Lorsque vient le moment de la mise à l'eau d'un bateau, les propriétaires s'adonnent à une tradition devenue quasi immuable : casser une bouteille, de champagne généralement, sur la proue. Malgré des origines rituelles très anciennes, cette pratique est aujourd'hui associée à la célébration. Découvrons d'où vient l'idée de la bouteille.

La cérémonie de la "coupe debout"

Bien que les aspects liturgiques des bénédictions de navires aient continué dans les pays catholiques, la Réforme les a interrompus en Europe protestante pendant un certain temps. Au XVIIe siècle, les lancements anglais étaient des événements séculiers.
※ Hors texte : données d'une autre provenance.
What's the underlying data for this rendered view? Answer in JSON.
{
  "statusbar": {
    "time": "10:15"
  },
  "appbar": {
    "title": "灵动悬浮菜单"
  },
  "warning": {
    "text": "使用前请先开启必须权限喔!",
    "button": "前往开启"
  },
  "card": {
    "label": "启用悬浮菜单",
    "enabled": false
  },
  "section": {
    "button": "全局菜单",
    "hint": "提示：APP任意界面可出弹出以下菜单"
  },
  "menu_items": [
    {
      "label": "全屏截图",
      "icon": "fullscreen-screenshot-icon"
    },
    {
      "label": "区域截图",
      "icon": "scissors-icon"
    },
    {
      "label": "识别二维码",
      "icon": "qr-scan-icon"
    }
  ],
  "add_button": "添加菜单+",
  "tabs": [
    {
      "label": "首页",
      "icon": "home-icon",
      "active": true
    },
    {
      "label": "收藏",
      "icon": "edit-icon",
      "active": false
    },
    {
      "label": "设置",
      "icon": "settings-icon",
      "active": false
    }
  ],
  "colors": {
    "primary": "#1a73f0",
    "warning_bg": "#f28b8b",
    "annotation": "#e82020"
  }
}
La fête de bénédiction du navire de guerre Prince Royal, un vaisseau de 64 canons, en 1610, comprenait le prince de Galles et le constructeur naval Phineas Pett, maître charpentier au chantier naval de Woolwich. Ce dernier a décrit les événements :

''Le noble prince... accompagné du lord amiral et des grands seigneurs, était sur le gaillard d'arrière, où la grande coupe dorée était prête, remplie de vin pour nommer le navire dès qu'il serait à flot, selon la coutume ancienne et la cérémonie effectuée à de telles occasions, et lançant la coupe debout par-dessus bord.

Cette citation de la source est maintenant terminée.